The Vatican itself has also been criticized for failing to condemn the Holocaust during World War II -- Pope Pius XI in particular has become a lightning rod for criticism and debate. British journalist John Cornwell’s 1999 book Hitler’s Pope charged that Pius failed to speak out against the Holocaust, partly due to Pius’s own anti-Semitism. American academic Daniel Goldhagen made similar arguments in his 2003 book A Moral Reckoning. Both books were criticized for their scholarship, even by other critics of Pius XII like Michael Phayer. Historian Philip Jenkins went further, suggesting that Goldhagen and Cornwall were motivated in part by anti-Catholic animus.

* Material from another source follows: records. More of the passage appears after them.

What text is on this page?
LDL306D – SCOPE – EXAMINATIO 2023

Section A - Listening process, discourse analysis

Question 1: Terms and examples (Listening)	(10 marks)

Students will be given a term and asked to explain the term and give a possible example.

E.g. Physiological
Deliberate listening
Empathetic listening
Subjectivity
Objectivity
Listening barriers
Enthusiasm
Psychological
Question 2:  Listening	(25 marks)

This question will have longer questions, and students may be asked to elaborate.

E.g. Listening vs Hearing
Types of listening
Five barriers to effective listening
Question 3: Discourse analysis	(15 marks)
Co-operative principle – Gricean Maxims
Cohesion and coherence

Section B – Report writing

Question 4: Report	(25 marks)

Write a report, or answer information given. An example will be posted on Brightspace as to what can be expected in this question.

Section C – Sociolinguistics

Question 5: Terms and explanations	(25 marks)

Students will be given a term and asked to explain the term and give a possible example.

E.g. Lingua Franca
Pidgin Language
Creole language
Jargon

In Poland after World War II, on the other hand, it was the Church that was the victim of intense repression by the new communist government – only in 1956 did the worst persecutions end, as part of the ongoing post-Stalin thaw throughout the Soviet bloc. In exchange for refraining from politics, the Church enjoyed a degree of freedom over its own affairs unprecedented in the communist world. That agreement did not stop priests and bishops from criticizing government policies, and in the 1970s and 1980s -- especially after the election of the Polish John Paul II as pope in 1979 -- the Church became a cornerstone of the peaceful anti-communist movement in that country.